Check HTTP Status and Response

From your workstation or the server, request the site and inspect headers and body:

curl -I https://example.com
curl -sS -o /dev/null -w "%{http_code} %{time_total}\n" https://example.com/

Compare HTTP vs HTTPS. A redirect loop often shows as 301/302 chains; a dead backend may return 502 or 504. See the MDN HTTP status reference for code meanings.

Verify DNS and Connectivity

Confirm the domain resolves to the expected IP and that ports 80 and 443 are reachable:

dig +short example.com A
dig +short www.example.com A
nc -zv YOUR_SERVER_IP 443

If DNS is wrong, fix records at your registrar or DNS provider (e.g.

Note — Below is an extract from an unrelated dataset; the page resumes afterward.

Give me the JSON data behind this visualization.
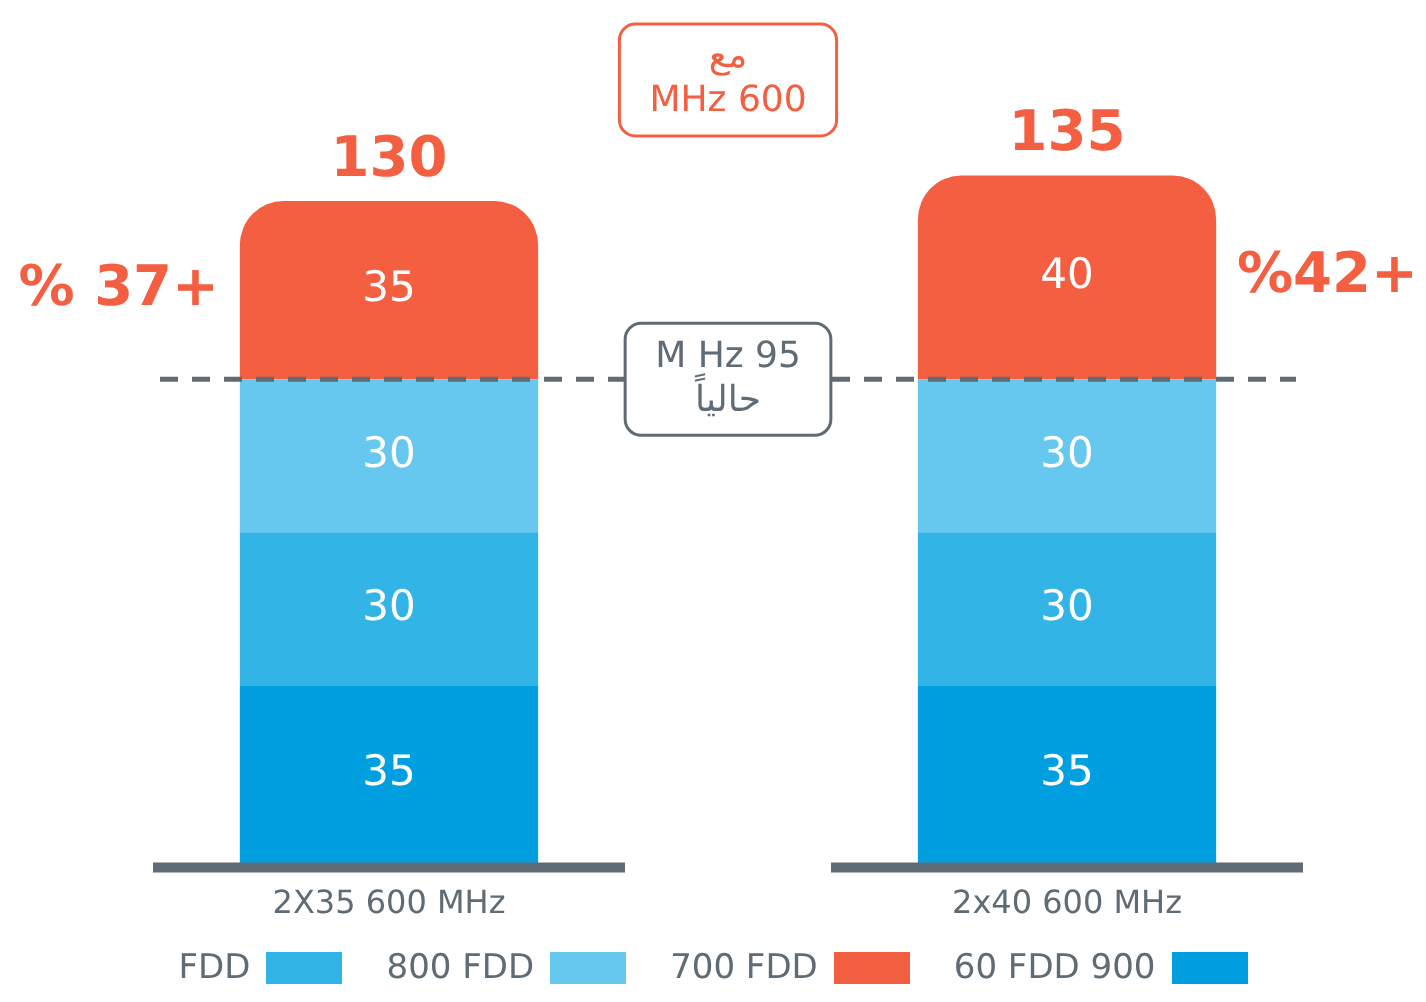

Cloudflare DNS) before debugging the web stack.

Check Web Service Status

On the server, confirm the web server and PHP-FPM (if used) are running:

# Apache (RHEL/Alma/Rocky/CentOS-style)
sudo systemctl status httpd

# NGINX
sudo systemctl status nginx

# PHP-FPM (version may vary)
sudo systemctl status php-fpm

Restart only after identifying a clear failure; document the prior state. Official references: Apache HTTP Server documentation, NGINX documentation.

Warning: Restarting services during peak traffic can drop active connections. Schedule restarts when possible and use graceful reload where supported (systemctl reload httpd or nginx -s reload).

Review Error Logs

Logs usually pinpoint the failing layer. Typical locations:

  • Apache: /var/log/httpd/error_log or /var/log/apache2/error.log
  • NGINX: /var/log/nginx/error.log
  • PHP-FPM: /var/log/php-fpm/www-error.log (path varies by distro)
  • MySQL/MariaDB: /var/log/mysqld.log or journal via journalctl -u mysqld
sudo tail -n 100 /var/log/nginx/error.log
sudo journalctl -u php-fpm --since "1 hour ago" --no-pager

Disk, Memory, and Load

Full disks and exhausted memory cause 500 errors, failed uploads, and database crashes:

df -h
free -h
uptime
dmesg | tail -n 20

Clear old logs and temporary files only after confirming they are safe to remove. Rotate logs via logrotate rather than deleting active files held open by daemons.

Tip: On WordPress hosts, oversized wp-content/debug.log or backup plugin folders are frequent causes of full partitions.

Database and Application Layer

For CMS sites, verify database connectivity and credentials in the application config. On WordPress, a white screen often ties to PHP fatal errors—enable logging without displaying errors to visitors (see our WordPress debugging guide).

mysql -u DB_USER -p -e "SELECT 1;"
mysql -u DB_USER -p DB_NAME -e "SHOW TABLES LIMIT 5;"

SSL and Firewall

Certificate expiry and firewall rules block HTTPS and admin ports:

echo | openssl s_client -connect example.com:443 -servername example.com 2>/dev/null | openssl x509 -noout -dates
sudo firewall-cmd --list-all 2>/dev/null || sudo iptables -L -n

Renew certificates via your ACME client or control panel before they expire. Let's Encrypt documentation covers automated renewal.

Recent Changes

Correlate the incident with deployments: DNS updates, PHP version changes, plugin updates, .htaccess edits, or firewall changes. Roll back one change at a time and retest.

Summary

Effective server troubleshooting starts with a clear symptom, then validates DNS, service health, logs, resources, database connectivity, and SSL. Work top-down from the network to the application, change one variable at a time, and keep notes for post-incident review. SerVee IT clients with managed support can open a ticket with curl output, log excerpts, and timestamps to speed resolution.